Pure function

In computer programming, a pure function is a function that has the following properties:

1. Its return value is the same for the same arguments (no variation with local static variables, non-local variables, mutable reference arguments or input streams from I/O devices).
2. Its evaluation has no side effects (no mutation of local static variables, non-local variables, mutable reference arguments or I/O streams).

Thus a pure function is a computational analogue of a mathematical function. Some authors, particularly from the imperative language community, use the term "pure" for all functions that just have the above property 2 (discussed below).

Examples

Pure functions

The following examples of C++ functions are pure:

• `floor`, returning the floor of a number;
• `max`, returning the maximum of two values;
• `sin`, returning the sine of a number.

Impure functions

The following C++ functions are impure as they lack the above property 1:

• because of return value variation with a non-local variable
```int f() {
return x;
}
```
• because of return value variation with a mutable reference argument
```int f(int* x) {
return *x;
}
```

The following C++ functions are impure as they lack the above property 2:

• because of mutation of a local static variable
```void f() {
static int x = 0;
++x;
}
```
• because of mutation of a non-local variable
```void f() {
++x;
}
```
• because of mutation of a mutable reference argument
```void f(int* x) {
++*x;
}
```
• because of mutation of an output stream
```void f() {
std::cout << "Hello, world!" << std::endl;
}
```

The following C++ functions are impure as they lack both the above properties 1 and 2:

• because of return value variation with a local static variable and mutation of a local static variable
```int f() {
static int x = 0;
++x;
return x;
}
```
• because of return value variation with an input stream and mutation of an input stream
```int f() {
int x = 0;
std::cin >> x;
return x;
}
```

I/O in pure functions

I/O is inherently impure: input operations undermine referential transparency, and output operations create side effects. Nevertheless, there is a sense in which function can perform input or output and still be pure, if the sequence of operations on the relevant I/O devices is modeled explicitly as both an argument and a result, and I/O operations are taken to fail when the input sequence does not describe the operations actually taken since the program began execution.
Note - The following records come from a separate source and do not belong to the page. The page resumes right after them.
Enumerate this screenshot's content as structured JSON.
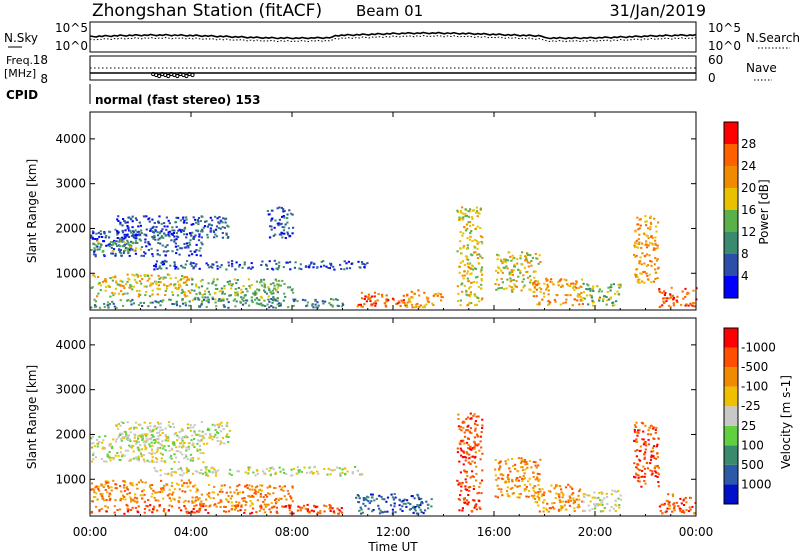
{
  "header": {
    "station": "Zhongshan Station (fitACF)",
    "beam": "Beam 01",
    "date": "31/Jan/2019",
    "cpid_label": "CPID",
    "cpid_value": "normal (fast stereo) 153"
  },
  "noise_panel": {
    "left_label": "N.Sky",
    "right_label": "N.Search",
    "left_ticks": [
      "10^5",
      "10^0"
    ],
    "right_ticks": [
      "10^5",
      "10^0"
    ]
  },
  "freq_panel": {
    "left_label_1": "Freq.",
    "left_label_2": "[MHz]",
    "right_label": "Nave",
    "left_ticks": [
      "18",
      "8"
    ],
    "right_ticks": [
      "60",
      "0"
    ]
  },
  "time_axis": {
    "label": "Time UT",
    "ticks": [
      "00:00",
      "04:00",
      "08:00",
      "12:00",
      "16:00",
      "20:00",
      "00:00"
    ]
  },
  "chart_data": [
    {
      "type": "heatmap",
      "name": "power",
      "ylabel": "Slant Range [km]",
      "xlabel": "Time UT",
      "y_ticks": [
        1000,
        2000,
        3000,
        4000
      ],
      "ylim": [
        180,
        4600
      ],
      "xlim": [
        0,
        24
      ],
      "colorbar_label": "Power [dB]",
      "colorbar_ticks": [
        "4",
        "8",
        "12",
        "16",
        "20",
        "24",
        "28"
      ],
      "colorbar_colors": [
        "#0000ff",
        "#2c4ea8",
        "#3a8a6e",
        "#5ab04a",
        "#e8c200",
        "#f08a00",
        "#ff6000",
        "#ff0000"
      ],
      "regions": [
        {
          "t0": 0.0,
          "t1": 4.5,
          "r0": 1400,
          "r1": 2000,
          "level": 1
        },
        {
          "t0": 0.0,
          "t1": 2.0,
          "r0": 1500,
          "r1": 1750,
          "level": 3
        },
        {
          "t0": 1.0,
          "t1": 5.5,
          "r0": 1800,
          "r1": 2300,
          "level": 1
        },
        {
          "t0": 2.5,
          "t1": 11.0,
          "r0": 1100,
          "r1": 1300,
          "level": 1
        },
        {
          "t0": 0.0,
          "t1": 4.0,
          "r0": 500,
          "r1": 1000,
          "level": 4
        },
        {
          "t0": 4.0,
          "t1": 8.0,
          "r0": 400,
          "r1": 900,
          "level": 3
        },
        {
          "t0": 0.0,
          "t1": 10.0,
          "r0": 250,
          "r1": 450,
          "level": 2
        },
        {
          "t0": 7.0,
          "t1": 8.0,
          "r0": 1800,
          "r1": 2500,
          "level": 1
        },
        {
          "t0": 10.5,
          "t1": 12.5,
          "r0": 250,
          "r1": 600,
          "level": 6
        },
        {
          "t0": 12.5,
          "t1": 14.0,
          "r0": 250,
          "r1": 650,
          "level": 5
        },
        {
          "t0": 14.5,
          "t1": 15.5,
          "r0": 300,
          "r1": 2500,
          "level": 4
        },
        {
          "t0": 16.0,
          "t1": 17.8,
          "r0": 600,
          "r1": 1500,
          "level": 4
        },
        {
          "t0": 17.5,
          "t1": 19.5,
          "r0": 300,
          "r1": 900,
          "level": 5
        },
        {
          "t0": 19.5,
          "t1": 21.0,
          "r0": 300,
          "r1": 800,
          "level": 3
        },
        {
          "t0": 21.5,
          "t1": 22.5,
          "r0": 800,
          "r1": 2300,
          "level": 5
        },
        {
          "t0": 22.5,
          "t1": 24.0,
          "r0": 250,
          "r1": 700,
          "level": 6
        }
      ]
    },
    {
      "type": "heatmap",
      "name": "velocity",
      "ylabel": "Slant Range [km]",
      "xlabel": "Time UT",
      "y_ticks": [
        1000,
        2000,
        3000,
        4000
      ],
      "ylim": [
        180,
        4600
      ],
      "xlim": [
        0,
        24
      ],
      "colorbar_label": "Velocity [m s-1]",
      "colorbar_ticks": [
        "1000",
        "500",
        "100",
        "25",
        "-25",
        "-100",
        "-500",
        "-1000"
      ],
      "colorbar_colors": [
        "#0010c8",
        "#2c5aa8",
        "#3a8a6e",
        "#60d040",
        "#c8c8c8",
        "#f0c000",
        "#f08a00",
        "#ff5000",
        "#ff0000"
      ],
      "regions": [
        {
          "t0": 0.0,
          "t1": 4.5,
          "r0": 1400,
          "r1": 2000,
          "level": 4
        },
        {
          "t0": 1.0,
          "t1": 5.5,
          "r0": 1800,
          "r1": 2300,
          "level": 4
        },
        {
          "t0": 2.5,
          "t1": 11.0,
          "r0": 1100,
          "r1": 1300,
          "level": 4
        },
        {
          "t0": 0.0,
          "t1": 4.0,
          "r0": 500,
          "r1": 1000,
          "level": 6
        },
        {
          "t0": 4.0,
          "t1": 8.0,
          "r0": 400,
          "r1": 900,
          "level": 6
        },
        {
          "t0": 0.0,
          "t1": 10.0,
          "r0": 250,
          "r1": 450,
          "level": 7
        },
        {
          "t0": 10.5,
          "t1": 13.5,
          "r0": 250,
          "r1": 700,
          "level": 1
        },
        {
          "t0": 14.5,
          "t1": 15.5,
          "r0": 300,
          "r1": 2500,
          "level": 7
        },
        {
          "t0": 16.0,
          "t1": 17.8,
          "r0": 600,
          "r1": 1500,
          "level": 6
        },
        {
          "t0": 17.5,
          "t1": 19.5,
          "r0": 300,
          "r1": 900,
          "level": 6
        },
        {
          "t0": 19.5,
          "t1": 21.0,
          "r0": 300,
          "r1": 800,
          "level": 4
        },
        {
          "t0": 21.5,
          "t1": 22.5,
          "r0": 800,
          "r1": 2300,
          "level": 7
        },
        {
          "t0": 22.5,
          "t1": 24.0,
          "r0": 250,
          "r1": 700,
          "level": 7
        }
      ]
    }
  ]
}
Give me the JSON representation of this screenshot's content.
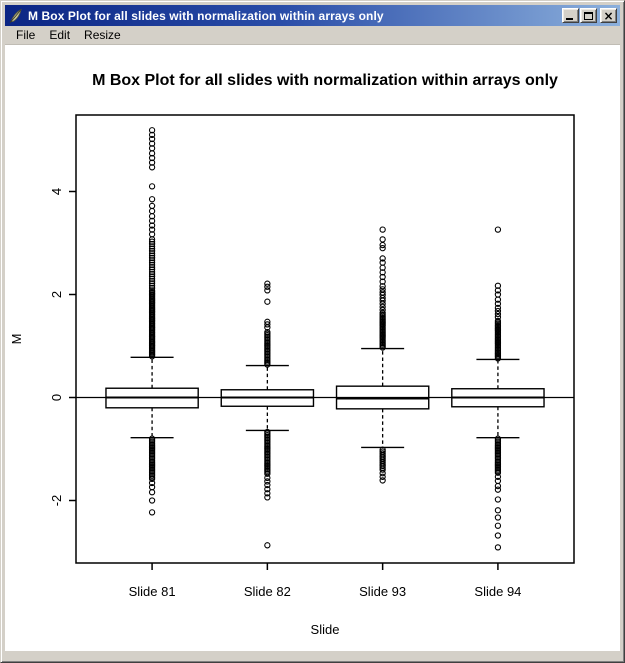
{
  "window": {
    "title": "M Box Plot for all slides with normalization within arrays only",
    "icon": "feather-quill",
    "controls": {
      "minimize": "minimize",
      "maximize": "maximize",
      "close_glyph": "×"
    },
    "colors": {
      "titlebar_left": "#0b2584",
      "titlebar_right": "#8cb0dc",
      "chrome": "#d4d0c8",
      "client_bg": "#ffffff"
    }
  },
  "menu": {
    "items": [
      "File",
      "Edit",
      "Resize"
    ]
  },
  "chart_data": {
    "type": "boxplot",
    "title": "M Box Plot for all slides with normalization within arrays only",
    "xlabel": "Slide",
    "ylabel": "M",
    "categories": [
      "Slide 81",
      "Slide 82",
      "Slide 93",
      "Slide 94"
    ],
    "y_ticks": [
      -2,
      0,
      2,
      4
    ],
    "ylim": [
      -3.2,
      5.5
    ],
    "xlim": [
      0.34,
      4.66
    ],
    "reference_line_y": 0,
    "grid": false,
    "series": [
      {
        "name": "Slide 81",
        "position": 1,
        "median": 0.0,
        "q1": -0.2,
        "q3": 0.18,
        "whisker_low": -0.78,
        "whisker_high": 0.78,
        "outlier_runs_high": [
          [
            0.8,
            2.05,
            0.025
          ],
          [
            2.08,
            3.1,
            0.045
          ]
        ],
        "outliers_high": [
          3.17,
          3.26,
          3.34,
          3.43,
          3.52,
          3.62,
          3.72,
          3.85,
          4.1,
          4.47,
          4.56,
          4.65,
          4.74,
          4.84,
          4.93,
          5.02,
          5.1,
          5.19
        ],
        "outlier_runs_low": [
          [
            -1.58,
            -0.8,
            0.03
          ]
        ],
        "outliers_low": [
          -1.66,
          -1.74,
          -1.84,
          -2.0,
          -2.23
        ]
      },
      {
        "name": "Slide 82",
        "position": 2,
        "median": 0.0,
        "q1": -0.17,
        "q3": 0.15,
        "whisker_low": -0.64,
        "whisker_high": 0.62,
        "outlier_runs_high": [
          [
            0.64,
            1.28,
            0.03
          ]
        ],
        "outliers_high": [
          1.36,
          1.42,
          1.47,
          1.86,
          2.08,
          2.15,
          2.21
        ],
        "outlier_runs_low": [
          [
            -1.48,
            -0.66,
            0.03
          ]
        ],
        "outliers_low": [
          -1.56,
          -1.63,
          -1.7,
          -1.78,
          -1.86,
          -1.94,
          -2.87
        ]
      },
      {
        "name": "Slide 93",
        "position": 3,
        "median": -0.02,
        "q1": -0.22,
        "q3": 0.22,
        "whisker_low": -0.97,
        "whisker_high": 0.95,
        "outlier_runs_high": [
          [
            0.97,
            1.65,
            0.028
          ]
        ],
        "outliers_high": [
          1.7,
          1.76,
          1.82,
          1.88,
          1.93,
          1.99,
          2.04,
          2.1,
          2.16,
          2.25,
          2.34,
          2.43,
          2.52,
          2.62,
          2.7,
          2.9,
          2.96,
          3.07,
          3.26
        ],
        "outlier_runs_low": [
          [
            -1.4,
            -0.99,
            0.035
          ]
        ],
        "outliers_low": [
          -1.47,
          -1.54,
          -1.61
        ]
      },
      {
        "name": "Slide 94",
        "position": 4,
        "median": 0.0,
        "q1": -0.18,
        "q3": 0.17,
        "whisker_low": -0.78,
        "whisker_high": 0.74,
        "outlier_runs_high": [
          [
            0.76,
            1.5,
            0.028
          ]
        ],
        "outliers_high": [
          1.56,
          1.62,
          1.68,
          1.74,
          1.82,
          1.9,
          2.0,
          2.08,
          2.17,
          3.26
        ],
        "outlier_runs_low": [
          [
            -1.46,
            -0.78,
            0.03
          ]
        ],
        "outliers_low": [
          -1.54,
          -1.62,
          -1.72,
          -1.79,
          -1.98,
          -2.19,
          -2.33,
          -2.49,
          -2.68,
          -2.91
        ]
      }
    ]
  }
}
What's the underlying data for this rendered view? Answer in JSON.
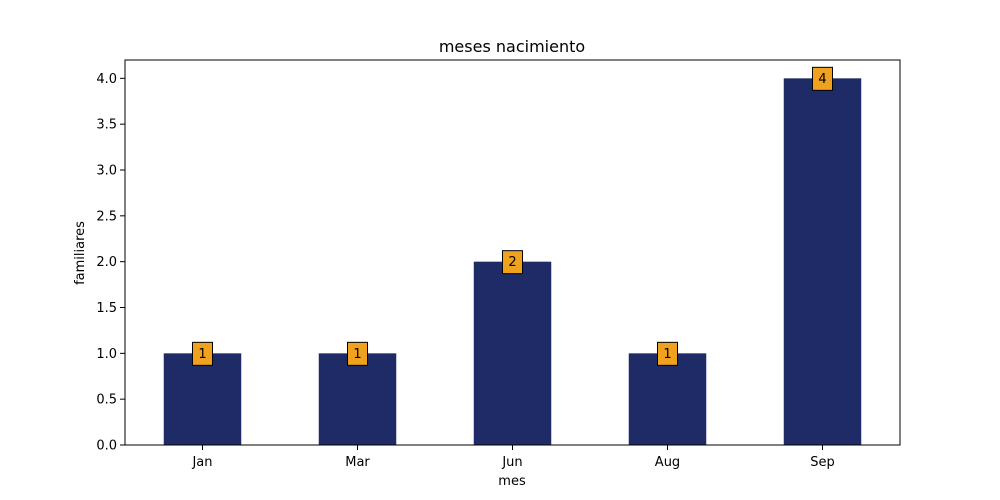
{
  "chart_data": {
    "type": "bar",
    "title": "meses nacimiento",
    "xlabel": "mes",
    "ylabel": "familiares",
    "categories": [
      "Jan",
      "Mar",
      "Jun",
      "Aug",
      "Sep"
    ],
    "values": [
      1,
      1,
      2,
      1,
      4
    ],
    "ylim": [
      0,
      4.2
    ],
    "yticks": [
      "0.0",
      "0.5",
      "1.0",
      "1.5",
      "2.0",
      "2.5",
      "3.0",
      "3.5",
      "4.0"
    ],
    "data_labels": [
      "1",
      "1",
      "2",
      "1",
      "4"
    ],
    "grid": false,
    "legend": "none",
    "colors": {
      "bar": "#1f2b67",
      "label_box": "#f0a21e",
      "label_border": "#000000"
    }
  }
}
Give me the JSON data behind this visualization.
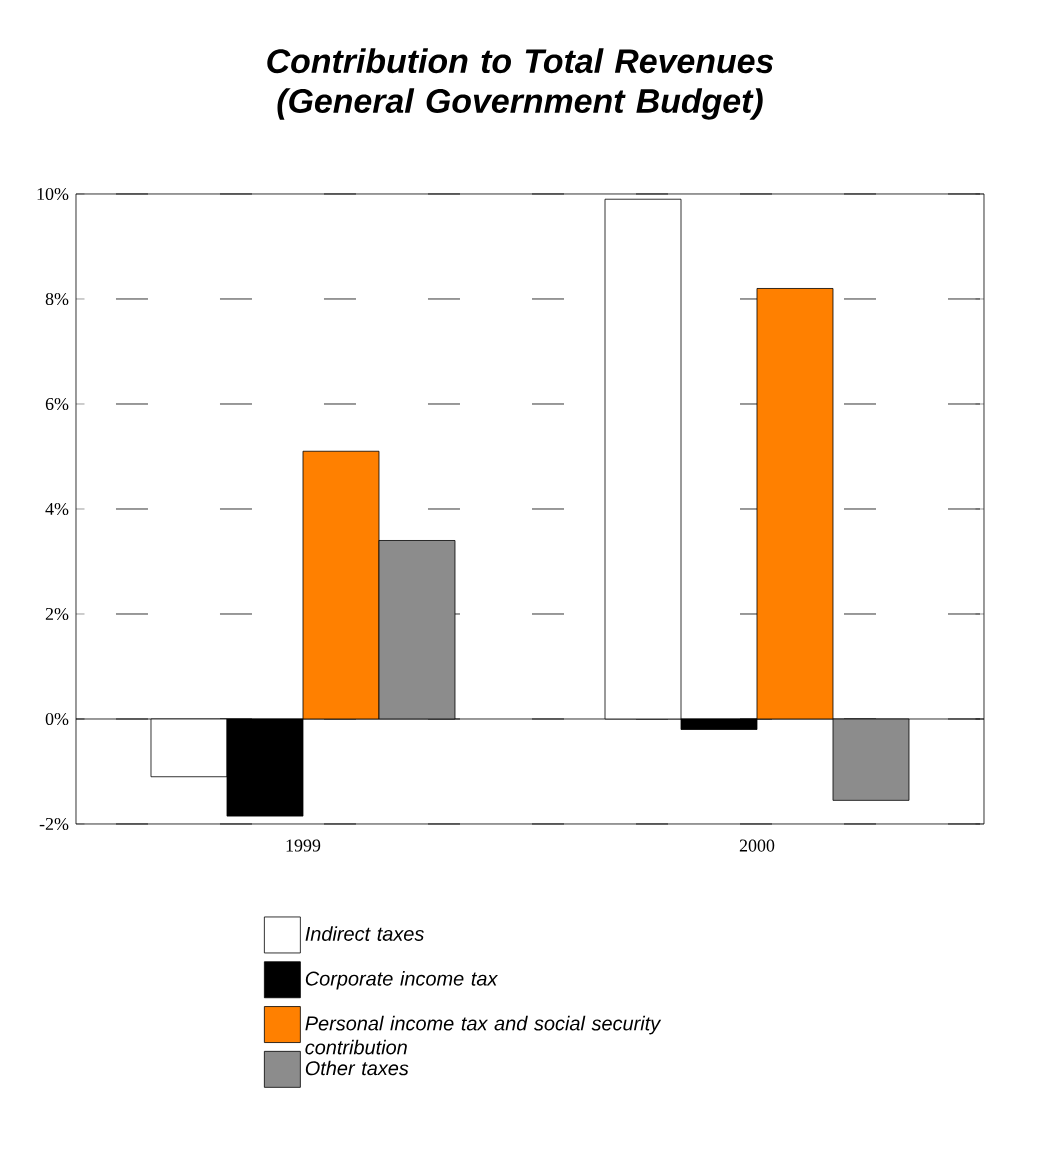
{
  "chart_data": {
    "type": "bar",
    "title": "Contribution to Total Revenues (General Government Budget)",
    "categories": [
      "1999",
      "2000"
    ],
    "series": [
      {
        "name": "Indirect taxes",
        "color": "#ffffff",
        "values": [
          -1.1,
          9.9
        ]
      },
      {
        "name": "Corporate income tax",
        "color": "#000000",
        "values": [
          -1.85,
          -0.2
        ]
      },
      {
        "name": "Personal income tax and social security contribution",
        "color": "#ff8000",
        "values": [
          5.1,
          8.2
        ]
      },
      {
        "name": "Other taxes",
        "color": "#8c8c8c",
        "values": [
          3.4,
          -1.55
        ]
      }
    ],
    "ylim": [
      -2,
      10
    ],
    "yticks": [
      {
        "value": -2,
        "label": "-2%"
      },
      {
        "value": 0,
        "label": "0%"
      },
      {
        "value": 2,
        "label": "2%"
      },
      {
        "value": 4,
        "label": "4%"
      },
      {
        "value": 6,
        "label": "6%"
      },
      {
        "value": 8,
        "label": "8%"
      },
      {
        "value": 10,
        "label": "10%"
      }
    ],
    "grid": "y",
    "legend": "bottom"
  }
}
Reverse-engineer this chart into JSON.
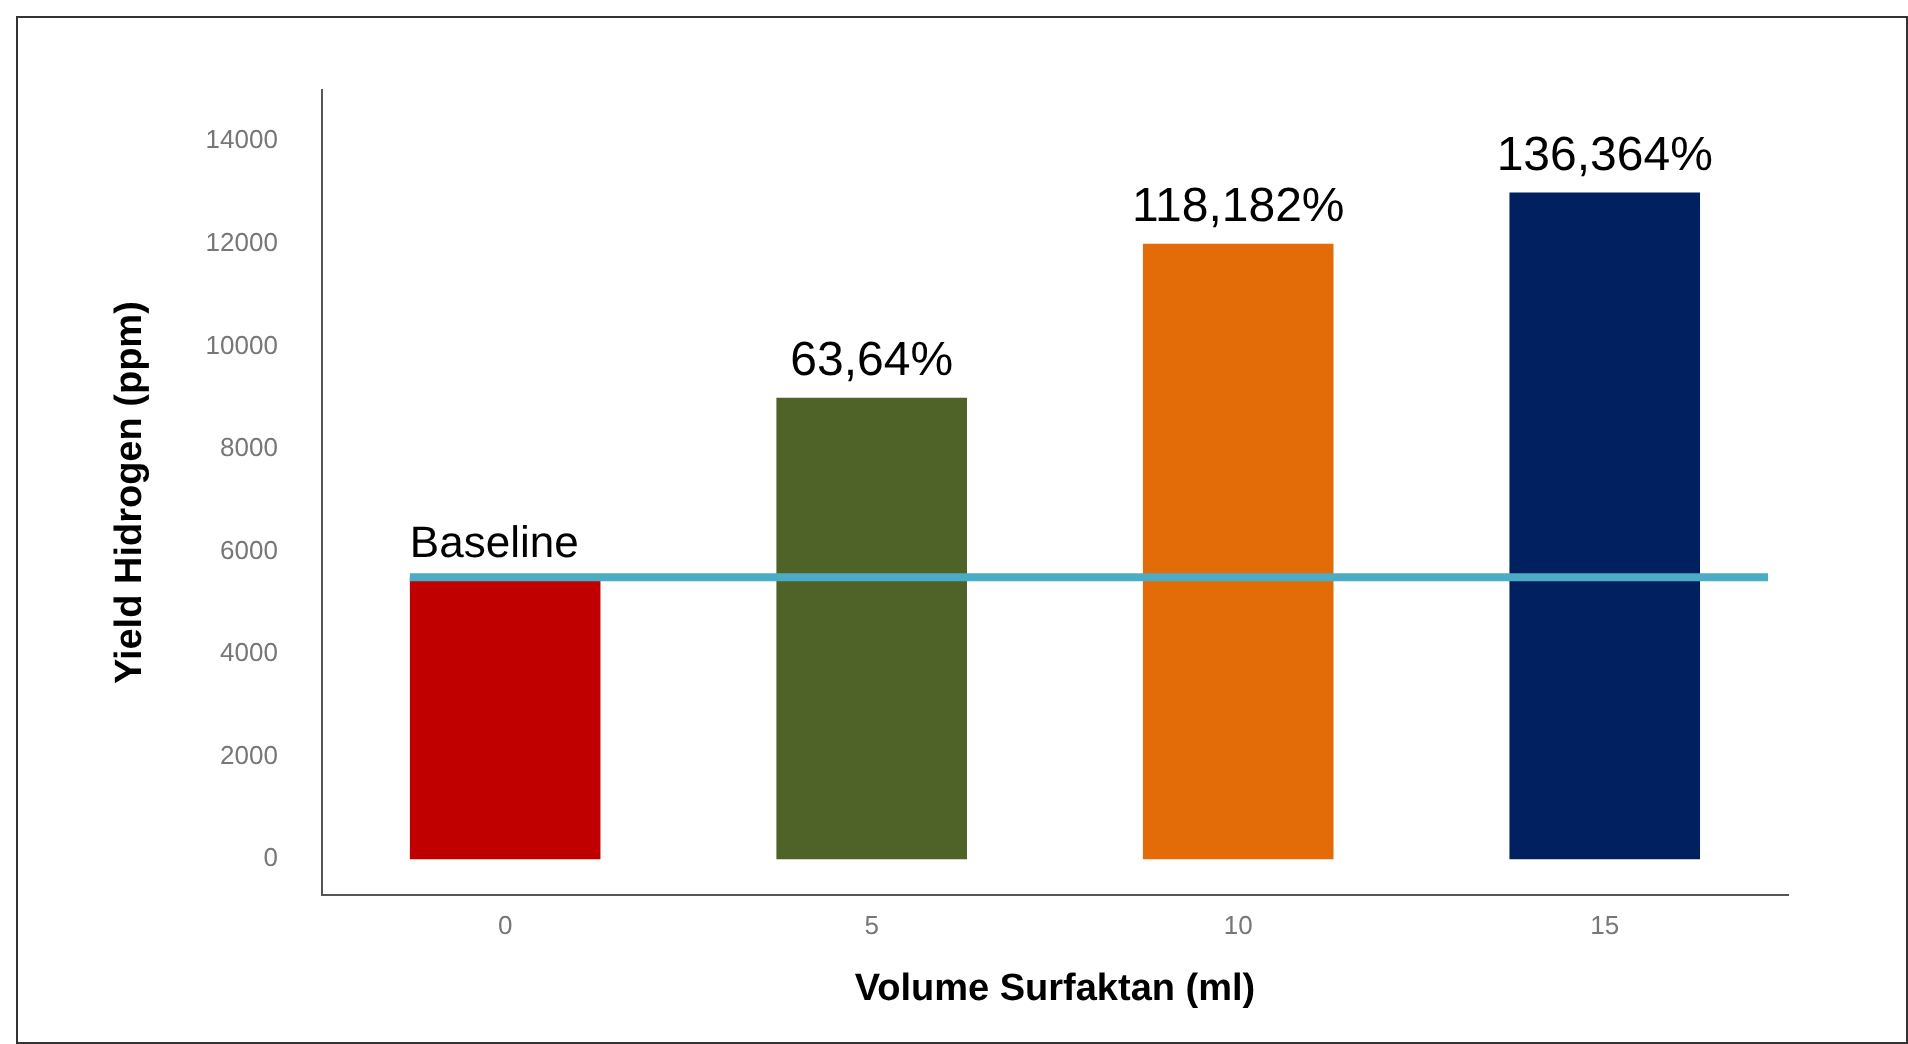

The second point ensures that the only sequence usable as an argument must change with each I/O action; the first allows different calls to an I/O-performing function to return different results on account of the sequence arguments having changed.

The I/O monad is a programming idiom typically used to perform I/O in pure functional languages.

Compiler optimizations

Functions that have just the above property 2 allow for compiler optimization techniques such as common subexpression elimination and loop optimization similar to arithmetic operators. A C++ example is the `length` method, returning the size of a string, which depends on the memory contents where the string points to, therefore lacking the above property 1. Nevertheless, in a single-threaded environment, the following C++ code

```std::string s = "Hello, world!";
int a = {1, 2, 3, 4, 5, 6, 7, 8, 9, 10};
int l = 0;

for (int i = 0; i < 10; ++i) {
l += s.length() + a[i];
}
```

can be optimized such that the value of `s.length()` is computed only once, before the loop.

In Fortran, the `pure` keyword can be used to declare a function to be just side-effect free (i.e. have just the above property 2). In C++, the `constexpr` keyword can be used to declare a function to have the above properties 1 and 2 (i.e. to be pure in the sense used in this article); such functions are subject to common subexpression elimination and loop optimization even in multi-threaded environments.